07.28.2018 - by Steve
Hamburguesa El GordoSouth Minneapolis
Tacos, hot dog

Hamberguesa El Gordo is a dream. It's exactly what this city needs more of.

07.24.2018 - by Steve
The Naughty GreekSt. Paul
Lamb

I hate that this place is called The Naughty Greek, I hate their logo, I hate the graphics on their wall, and I hate that they call it "Athenian street food." But this is honestly the best Greek food I've had in the cities. Wildly good.

07.23.2018 - by Steve
Mucci'sSt. Paul
Lasagna, donuts

A Mucci's review, in 3 parts.

Part I:
I live in St. Paul now. Maybe I've told you this. Less than a block from where I recently moved to—really more like on the back side of my block and down a few lots—is Mucci's, an Italian restaurant. Mucci's popped up a short time ago. A year? Two years? I don't know exactly, because it's St. Paul, and as I said, I didn't live in St. Paul before now. But Mucci's didn't exist before, and suddenly it exists. And it's weird. Because it should be a "good" restaurant; small corner space, no big annoying sign, quiet residential neighborhood which isn't quite to the point of being "up and coming" just yet, just trying to play it cool. But then, just as suddenly, the local grocery store chain is selling Mucci's frozen pizzas! This doesn't make sense. How can this place suddenly be selling frozen pizzas while also being a small, respectable little neighborhood Italian restaurant?

Part II:
You know that thing people say about eating at a good restaurant on a Sunday night? Where they say "You shouldn't eat at a good restaurant on a Sunday night"? I think maybe that might've been the problem. Because we first ate at Mucci's on a Sunday night, and it was rough. Undercooked garlic bread. Undercooked noodles. Lasagna that was both burnt and seemingly reheated from about 2 days previous. I think it all could've been good; not amazing, but good. But they seemingly just had the C-squad staff on for that Sunday night, and were just getting rid of Friday's lasagna. In short, it was a huge bummer.

Part III:
Did I mention I live in St.
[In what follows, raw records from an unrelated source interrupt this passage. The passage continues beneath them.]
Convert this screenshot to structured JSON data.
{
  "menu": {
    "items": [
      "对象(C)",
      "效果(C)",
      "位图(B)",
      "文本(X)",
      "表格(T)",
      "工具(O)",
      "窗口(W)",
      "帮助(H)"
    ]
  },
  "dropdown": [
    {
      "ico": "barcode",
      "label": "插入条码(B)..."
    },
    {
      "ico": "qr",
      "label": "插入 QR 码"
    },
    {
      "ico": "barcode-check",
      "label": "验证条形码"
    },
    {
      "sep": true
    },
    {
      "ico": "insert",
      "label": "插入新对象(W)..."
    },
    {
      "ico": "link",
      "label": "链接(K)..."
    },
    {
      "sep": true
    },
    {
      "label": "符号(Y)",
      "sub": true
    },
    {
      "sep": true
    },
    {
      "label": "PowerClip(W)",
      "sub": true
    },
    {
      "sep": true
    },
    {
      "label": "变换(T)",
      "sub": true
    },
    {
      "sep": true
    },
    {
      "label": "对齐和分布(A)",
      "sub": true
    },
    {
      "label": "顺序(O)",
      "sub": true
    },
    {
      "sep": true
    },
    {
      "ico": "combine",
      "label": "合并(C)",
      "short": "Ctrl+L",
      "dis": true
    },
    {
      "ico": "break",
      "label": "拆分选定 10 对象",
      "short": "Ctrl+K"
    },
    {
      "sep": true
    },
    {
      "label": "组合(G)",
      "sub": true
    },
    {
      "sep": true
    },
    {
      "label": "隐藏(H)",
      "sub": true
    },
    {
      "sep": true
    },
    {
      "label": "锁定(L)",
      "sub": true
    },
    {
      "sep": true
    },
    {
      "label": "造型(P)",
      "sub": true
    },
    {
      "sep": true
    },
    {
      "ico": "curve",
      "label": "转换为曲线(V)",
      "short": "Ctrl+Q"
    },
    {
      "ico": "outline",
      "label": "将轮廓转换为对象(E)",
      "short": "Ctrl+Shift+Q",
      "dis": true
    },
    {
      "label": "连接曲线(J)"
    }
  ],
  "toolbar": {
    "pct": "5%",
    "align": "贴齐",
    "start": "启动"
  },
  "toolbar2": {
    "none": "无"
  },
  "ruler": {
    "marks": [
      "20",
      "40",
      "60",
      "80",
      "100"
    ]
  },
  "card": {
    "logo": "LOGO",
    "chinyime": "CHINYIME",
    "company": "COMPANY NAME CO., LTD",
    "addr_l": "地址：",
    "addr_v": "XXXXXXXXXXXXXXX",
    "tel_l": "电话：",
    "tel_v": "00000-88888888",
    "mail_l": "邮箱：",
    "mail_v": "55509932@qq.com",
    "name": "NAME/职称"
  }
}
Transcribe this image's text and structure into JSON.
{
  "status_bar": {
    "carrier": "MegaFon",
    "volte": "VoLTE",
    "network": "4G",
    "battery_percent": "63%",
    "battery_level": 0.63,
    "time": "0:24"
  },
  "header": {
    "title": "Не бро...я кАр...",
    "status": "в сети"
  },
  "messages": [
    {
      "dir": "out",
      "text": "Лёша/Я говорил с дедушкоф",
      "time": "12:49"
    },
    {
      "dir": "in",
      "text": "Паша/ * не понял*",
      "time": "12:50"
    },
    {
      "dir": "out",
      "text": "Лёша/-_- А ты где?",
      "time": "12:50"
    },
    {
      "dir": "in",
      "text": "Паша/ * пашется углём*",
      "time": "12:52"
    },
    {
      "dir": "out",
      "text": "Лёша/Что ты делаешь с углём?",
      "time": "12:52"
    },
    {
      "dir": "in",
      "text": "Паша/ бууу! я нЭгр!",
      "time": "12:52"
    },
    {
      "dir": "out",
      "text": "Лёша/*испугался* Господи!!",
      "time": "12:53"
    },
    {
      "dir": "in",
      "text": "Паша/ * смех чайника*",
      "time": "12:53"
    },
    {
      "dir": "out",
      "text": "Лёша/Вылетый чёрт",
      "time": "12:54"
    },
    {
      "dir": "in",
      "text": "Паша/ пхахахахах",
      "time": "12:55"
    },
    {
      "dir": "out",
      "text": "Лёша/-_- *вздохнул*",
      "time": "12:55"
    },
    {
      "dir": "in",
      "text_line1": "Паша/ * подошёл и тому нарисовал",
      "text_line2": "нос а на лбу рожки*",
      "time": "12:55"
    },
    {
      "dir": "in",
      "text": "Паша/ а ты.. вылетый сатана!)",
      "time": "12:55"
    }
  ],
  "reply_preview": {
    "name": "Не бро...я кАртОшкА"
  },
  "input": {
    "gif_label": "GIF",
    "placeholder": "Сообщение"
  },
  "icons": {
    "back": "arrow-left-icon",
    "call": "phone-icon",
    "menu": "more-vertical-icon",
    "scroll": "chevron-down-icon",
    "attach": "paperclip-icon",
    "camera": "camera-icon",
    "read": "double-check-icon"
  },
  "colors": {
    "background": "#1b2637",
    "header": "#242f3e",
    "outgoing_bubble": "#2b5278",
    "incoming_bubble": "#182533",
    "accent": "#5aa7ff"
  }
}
Paul now, just around the corner from Mucci's? Because another weird thing about the place that I learned from walking past the sandwich board outside is that they serve donuts on the weekends! Just like all the Italian restaurants in Italy! So even after the weird-to-bad experience on that Sunday night, they're still the closest place to get a donut on a Sunday morning. The first donut attempt was a minor letdown; much like many high-priced "good" donuts in the world, they just didn't cut it. They were weirdly wet, hard to eat, and not really worth the price. However, on the second donut attempt (really the third Mucci's attempt in general, which is incredible considering how hard they blew the first one), there was light. The parmesan cheese donut. We're talking just a regular cake donut, with a subtle glaze on it, not too sweet, and topped with sprinkling of fresh grated parmesan. I don't know if this is a thing that other donut places have tried, but something about the savory bite of the cheese on top of a just slightly sweet donut really, really worked. Really one of the best fancy donuts I've ever had. My only real gripe is that it's too big, and hard to eat much more than half of the donut, since the cheese gets rich. But dang, this donut was good enough to make me want to give Mucci's a fourth chance.